Here is another example of a valid match:

$source_ip, $target_ip, $hostname over 30s

This statement returns $source_ip, $target_ip, and $hostname when the rule finds a match. The time window specified is 30 seconds. Events that are more than 30 seconds apart are not correlated. The rule does not consider them to be a detection.

The following examples illustrate invalid matches:

  • var1, var2 over 5m // invalid variable name
  • $user 1h // missing keyword

Condition section syntax

In the condition section, specify the match condition over events and variables defined in the events section. List match predicates here, joined with the keyword and or or.

The following conditions are bounding conditions. They force the associated event variable to exist, meaning that at least one occurrence of the event must appear in any detection.
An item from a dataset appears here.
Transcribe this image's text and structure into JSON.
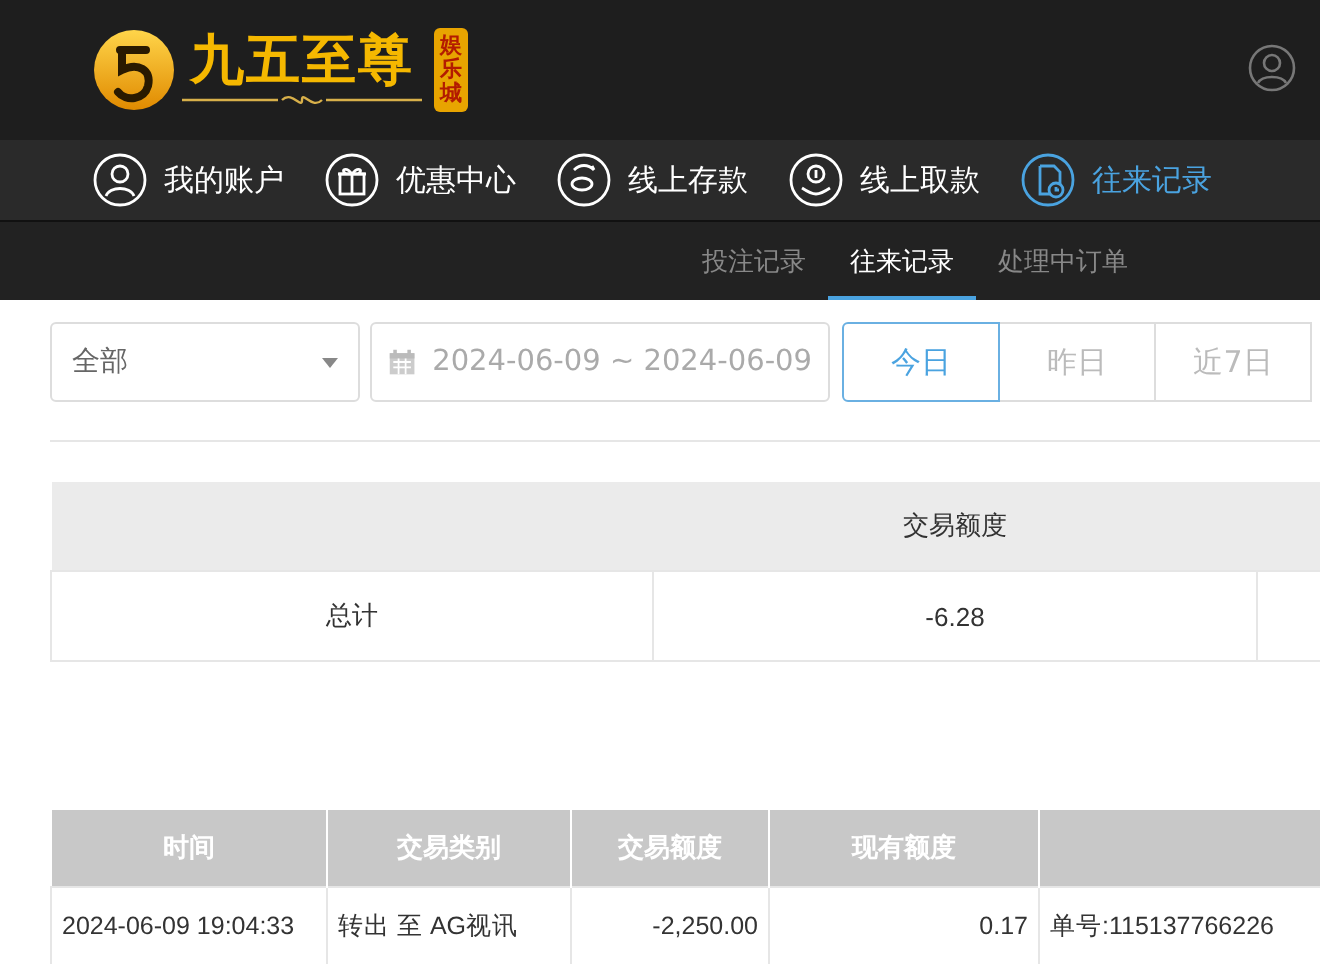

  • $var // equivalent to #var > 0
  • #var > n // where n is >= 0
  • #var >= m // where m > 0

The following conditions are non-bounding conditions. They allow the associated event variable to not exist, meaning that it is possible that no occurrence of the event appears in a detection. This enables the making of non-existence rules, which search for the absence of a variable instead of the presence of a variable.
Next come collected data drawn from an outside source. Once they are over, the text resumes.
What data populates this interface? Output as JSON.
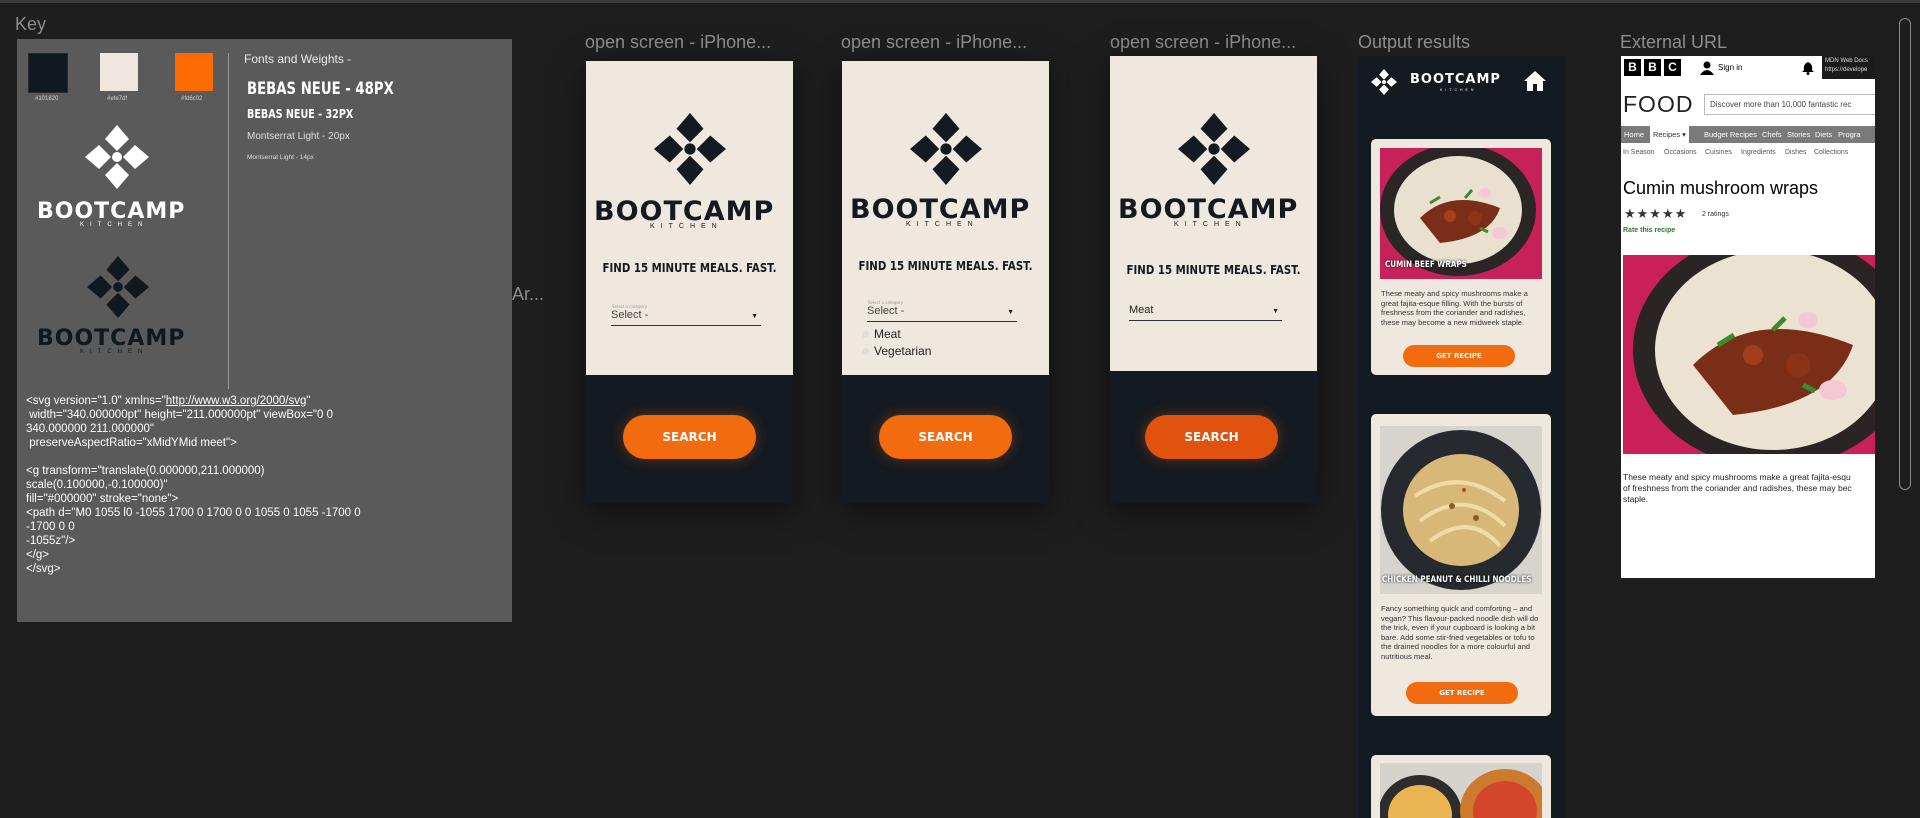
{
  "frames": {
    "key": "Key",
    "open1": "open screen - iPhone...",
    "open2": "open screen - iPhone...",
    "open3": "open screen - iPhone...",
    "output": "Output results",
    "external": "External URL",
    "arrow_fragment": "Ar..."
  },
  "key": {
    "swatches": [
      {
        "hex": "#101820",
        "label": "#101820"
      },
      {
        "hex": "#efe7df",
        "label": "#efe7df"
      },
      {
        "hex": "#fd6c02",
        "label": "#fd6c02"
      }
    ],
    "fonts_title": "Fonts and Weights -",
    "font_samples": [
      "BEBAS NEUE - 48PX",
      "BEBAS NEUE - 32PX",
      "Montserrat Light - 20px",
      "Montserrat Light - 14px"
    ],
    "svg_code_lines": [
      "<svg version=\"1.0\" xmlns=\"",
      "http://www.w3.org/2000/svg",
      "\"",
      " width=\"340.000000pt\" height=\"211.000000pt\" viewBox=\"0 0",
      "340.000000 211.000000\"",
      " preserveAspectRatio=\"xMidYMid meet\">",
      "<g transform=\"translate(0.000000,211.000000)",
      "scale(0.100000,-0.100000)\"",
      "fill=\"#000000\" stroke=\"none\">",
      "<path d=\"M0 1055 l0 -1055 1700 0 1700 0 0 1055 0 1055 -1700 0",
      "-1700 0 0",
      "-1055z\"/>",
      "</g>",
      "</svg>"
    ]
  },
  "brand": {
    "name": "BOOTCAMP",
    "sub": "KITCHEN"
  },
  "open_screen": {
    "tagline": "FIND 15 MINUTE MEALS. FAST.",
    "select_placeholder": "Select -",
    "select_tiny_label": "Select a category",
    "select_selected": "Meat",
    "options": [
      "Meat",
      "Vegetarian"
    ],
    "search_label": "SEARCH"
  },
  "output": {
    "cards": [
      {
        "title": "CUMIN BEEF WRAPS",
        "desc": "These meaty and spicy mushrooms make a great fajita-esque filling. With the bursts of freshness from the coriander and radishes, these may become a new midweek staple.",
        "button": "GET RECIPE"
      },
      {
        "title": "CHICKEN PEANUT & CHILLI NOODLES",
        "desc": "Fancy something quick and comforting – and vegan? This flavour-packed noodle dish will do the trick, even if your cupboard is looking a bit bare. Add some stir-fried vegetables or tofu to the drained noodles for a more colourful and nutritious meal.",
        "button": "GET RECIPE"
      }
    ]
  },
  "external": {
    "signin": "Sign in",
    "mdn_line1": "MDN Web Docs",
    "mdn_line2": "https://develope",
    "food_title": "FOOD",
    "search_placeholder": "Discover more than 10,000 fantastic rec",
    "nav": [
      "Home",
      "Recipes ▾",
      "Budget Recipes",
      "Chefs",
      "Stories",
      "Diets",
      "Progra"
    ],
    "subnav": [
      "In Season",
      "Occasions",
      "Cuisines",
      "Ingredients",
      "Dishes",
      "Collections"
    ],
    "recipe_title": "Cumin mushroom wraps",
    "ratings": "2 ratings",
    "rate": "Rate this recipe",
    "desc": "These meaty and spicy mushrooms make a great fajita-esque filling. With the bursts of freshness from the coriander and radishes, these may become a new midweek staple.",
    "desc_lines": [
      "These meaty and spicy mushrooms make a great fajita-esqu",
      "of freshness from the coriander and radishes, these may bec",
      "staple."
    ]
  }
}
  • !$var // equivalent to #var = 0
  • #var < n // where n is > 0
  • #var <= m // where m >= 0

In the following example, the special character # on a variable (either the event variable or the placeholder variable) represents the count of distinct events or values of that variable:

$e and #port > 50 or #event1 > 2 or #event2 > 1 or #event3 > 0

The following non-existence example is also valid and evaluates to true if there are more than two distinct events from $event1, and zero distinct events from $event2:

#event1 > 2 and !$event2

The following are examples of invalid predicates:

  • $e, #port > 50 // incorrect keyword usage
  • $e or #port < 50 // or keyword not supported with non-bounding conditions

Regular expressions

You can define regular expressions in YARA-L 2.0 using either of the following syntax:

  • Using YARA syntax––Related to events. The following is a generic representation of this syntax: $e.field = /regex/
  • Using YARA-L syntax––As a function taking in the following parameters:
    • Field to apply regular expression to.
    • Regular expression specified as a string. You can use the nocase modifier after strings to indicate that the search should ignore capitalization. The following is a generic representation of this syntax: re.regex($e.field, `regex`)

To match the exact string or only a prefix or suffix, include the ^ (starting) and $ (ending) anchor characters in the regular expression.

For example, /^full$/ matches "full" exactly, while /full/ could match "fullest", "lawfull", and "joyfully".

Raw strings

You can use YARA-L 2.0 to search for a raw string within your enterprise event data.

To search for a raw string, enclose the string in backtick characters (`) instead of double quotes (").

The backtick indicates that the contents of the string are to be interpreted literally (escape characters will not be parsed).